OBJECTIVE: This article reports the results of a multisite pilot project utilizing New York Chiropractic College's 3 off-campus health centers. In the project, we sought to examine generic issues related to research infrastructure and feasibility, perform pilot testing of the responsiveness of the revised Oswestry Disability Index (ODI) and the Bournemouth Questionnaire (BQ), and develop estimates of change and population size for the possible future projects.
METHODS: We describe the infrastructure created to conduct the project, including an on-site clinician research manager; on-site student research assistants; identification, recruitment, and patient flow; demographic and clinical characteristics; and abstraction instruments. Responsiveness study subjects completed 3 health-related quality-of-life assessments at baseline, 15 days, and 30 days.

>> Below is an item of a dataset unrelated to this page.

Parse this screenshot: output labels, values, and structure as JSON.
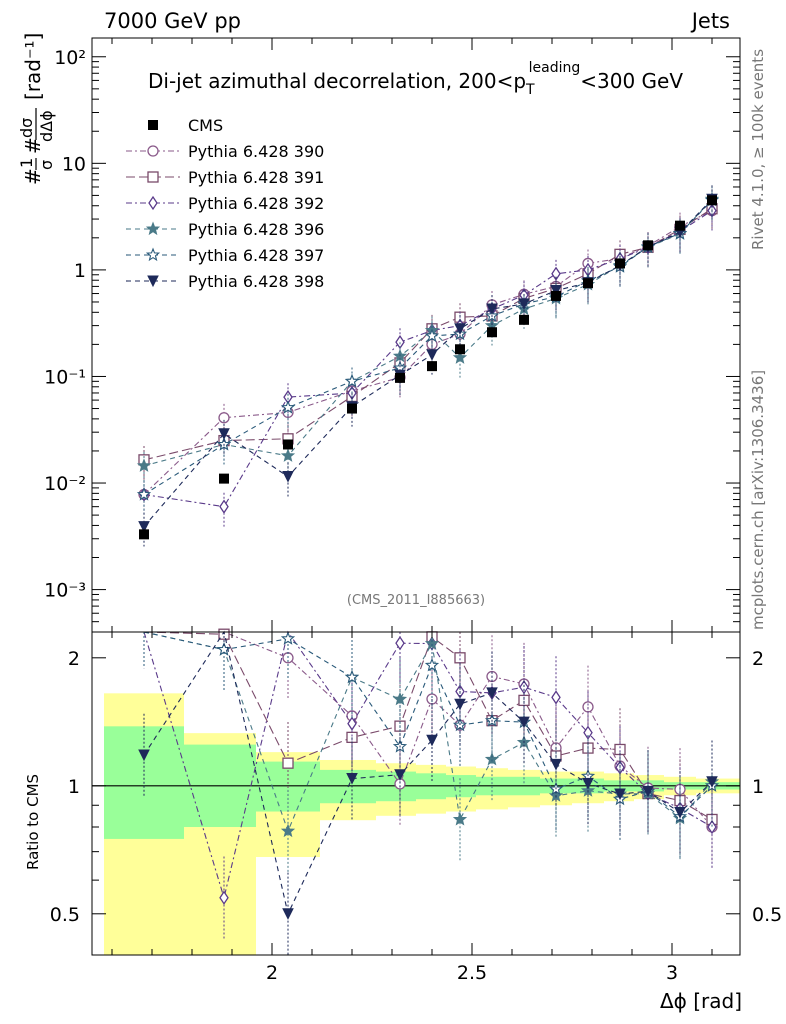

At 45 days, or at discharge, subjects completed the same questionnaires and a global rating of change. Responsiveness is reported by analysis of standardized estimates of change, relative efficiency, and receiver operator characteristic (ROC) curve plots.
RESULTS: We successfully identified 82% of possible study patients; the real eligibility rate in our population was 30%. In 4 months, 70 patients were accrued, and 26 patients followed through to provide global ratings of change scores. Responsiveness by standardized change scores was numerical rating scale (NRS) = 1.19, ODI = 0.91, BQ = 0.78; by relative efficiency it was BQ/ODI = 0.86, ODI/NRS = 0.76, BQ/NRS = 0.66. Area under the curves ranged from 0.69 for the BQ to 0.86 for the NRS.
CONCLUSIONS: Recommendations for modification and use of the infrastructure, research capacity, and future outcome and appropriateness assessment projects are offered.